- Woodville Location within Indiana Woodville Location within the United States
- Coordinates: 41°33′46″N 87°02′29″W﻿ / ﻿41.56278°N 87.04139°W
- Country: United States
- State: Indiana
- County: Porter
- Township: Liberty
- Platted/Incorporated: 1880
- Elevation: 715 ft (218 m)
- Time zone: UTC-6 (Central (CST))
- • Summer (DST): UTC-5 (CDT)
- ZIP code: 46304
- Area code: 219
- GNIS feature ID: 446320

= Woodville, Porter County, Indiana =

Woodville is an unincorporated community in Liberty Township, Porter County, in the U.S. state of Indiana.

==History==
In 1880, the village of Woodville was platted by John C. Cole and incorporated. It remained incorporated into the 20th century. The community had its start when the railroad was extended to that point. A post office was established at Woodville in 1882, and remained in operation until 1914.
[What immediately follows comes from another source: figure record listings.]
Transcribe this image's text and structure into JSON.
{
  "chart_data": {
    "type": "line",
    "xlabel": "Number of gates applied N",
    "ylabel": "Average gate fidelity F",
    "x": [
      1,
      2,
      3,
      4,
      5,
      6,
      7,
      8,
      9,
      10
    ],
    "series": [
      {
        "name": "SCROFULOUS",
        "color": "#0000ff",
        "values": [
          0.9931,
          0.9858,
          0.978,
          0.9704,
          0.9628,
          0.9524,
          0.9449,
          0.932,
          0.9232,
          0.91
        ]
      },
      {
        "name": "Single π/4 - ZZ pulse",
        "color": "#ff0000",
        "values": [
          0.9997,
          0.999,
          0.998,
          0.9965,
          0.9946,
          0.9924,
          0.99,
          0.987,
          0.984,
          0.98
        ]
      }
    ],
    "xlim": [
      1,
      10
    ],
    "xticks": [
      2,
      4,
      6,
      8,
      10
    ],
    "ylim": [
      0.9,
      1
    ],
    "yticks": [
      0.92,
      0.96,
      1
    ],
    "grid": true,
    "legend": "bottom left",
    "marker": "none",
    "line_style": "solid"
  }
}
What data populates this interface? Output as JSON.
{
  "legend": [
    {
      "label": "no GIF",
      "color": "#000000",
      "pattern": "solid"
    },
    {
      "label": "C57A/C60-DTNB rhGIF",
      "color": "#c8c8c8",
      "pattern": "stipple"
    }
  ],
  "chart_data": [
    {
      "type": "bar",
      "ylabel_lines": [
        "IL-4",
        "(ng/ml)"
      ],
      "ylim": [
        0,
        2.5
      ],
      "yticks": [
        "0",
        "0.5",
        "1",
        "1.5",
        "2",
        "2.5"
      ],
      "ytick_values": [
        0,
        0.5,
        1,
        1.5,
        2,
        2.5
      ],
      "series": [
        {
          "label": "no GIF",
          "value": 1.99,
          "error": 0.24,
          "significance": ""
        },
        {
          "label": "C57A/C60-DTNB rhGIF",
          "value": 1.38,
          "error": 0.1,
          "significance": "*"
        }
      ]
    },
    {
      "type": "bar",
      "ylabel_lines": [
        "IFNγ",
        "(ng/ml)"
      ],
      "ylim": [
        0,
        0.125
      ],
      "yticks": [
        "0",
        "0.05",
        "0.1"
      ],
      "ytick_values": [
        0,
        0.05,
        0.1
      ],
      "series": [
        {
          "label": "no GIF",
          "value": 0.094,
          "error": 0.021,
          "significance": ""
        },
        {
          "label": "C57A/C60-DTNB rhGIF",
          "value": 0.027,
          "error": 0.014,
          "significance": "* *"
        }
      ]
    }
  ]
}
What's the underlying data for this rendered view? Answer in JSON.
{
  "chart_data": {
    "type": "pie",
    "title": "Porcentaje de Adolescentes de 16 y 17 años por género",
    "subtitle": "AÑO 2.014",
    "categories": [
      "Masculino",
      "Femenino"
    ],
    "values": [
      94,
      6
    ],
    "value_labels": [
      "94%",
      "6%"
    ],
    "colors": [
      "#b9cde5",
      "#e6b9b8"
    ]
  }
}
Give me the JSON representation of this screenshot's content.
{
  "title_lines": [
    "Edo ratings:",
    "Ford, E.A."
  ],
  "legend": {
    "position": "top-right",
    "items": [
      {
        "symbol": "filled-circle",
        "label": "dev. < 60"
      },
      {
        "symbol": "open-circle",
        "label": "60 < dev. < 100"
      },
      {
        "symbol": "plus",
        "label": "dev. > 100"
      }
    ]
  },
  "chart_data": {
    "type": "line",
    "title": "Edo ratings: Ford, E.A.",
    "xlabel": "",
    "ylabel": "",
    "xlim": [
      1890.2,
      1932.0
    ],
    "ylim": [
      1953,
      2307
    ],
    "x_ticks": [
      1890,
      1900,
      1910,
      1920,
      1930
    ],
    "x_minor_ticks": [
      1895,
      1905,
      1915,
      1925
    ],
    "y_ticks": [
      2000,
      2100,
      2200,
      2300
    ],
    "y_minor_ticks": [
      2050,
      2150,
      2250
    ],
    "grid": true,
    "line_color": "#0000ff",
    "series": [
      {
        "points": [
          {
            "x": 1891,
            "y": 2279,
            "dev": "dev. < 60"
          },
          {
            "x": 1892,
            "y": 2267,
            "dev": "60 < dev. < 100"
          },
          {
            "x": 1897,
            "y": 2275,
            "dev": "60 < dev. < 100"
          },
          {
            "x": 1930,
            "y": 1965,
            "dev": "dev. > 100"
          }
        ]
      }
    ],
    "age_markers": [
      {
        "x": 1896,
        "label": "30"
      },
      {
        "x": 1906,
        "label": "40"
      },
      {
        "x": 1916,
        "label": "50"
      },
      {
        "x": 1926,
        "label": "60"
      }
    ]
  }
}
A general store was established in Woodville that served as the passenger and freight depot for the B&O Railroad. Large quantities of milk, eggs, and other agricultural products were shipped from here to Chicago. The building remained standing until 2006 when it was razed. For a period of time from the 1920s until early in the 1940s Woodville boasted of two general stores, one on either side of the railway, serving a large portion of the rural countryside in a three-mile radius.

On May 24, 1946, a very intense tornado struck the community, where it obliterated two homes, three barns, and a gas station. The tornado was estimated to have been F3 on the Fujita scale by tornado expert Thomas P. Grazulis and was noting to have caused “near-F4 damage” in the community.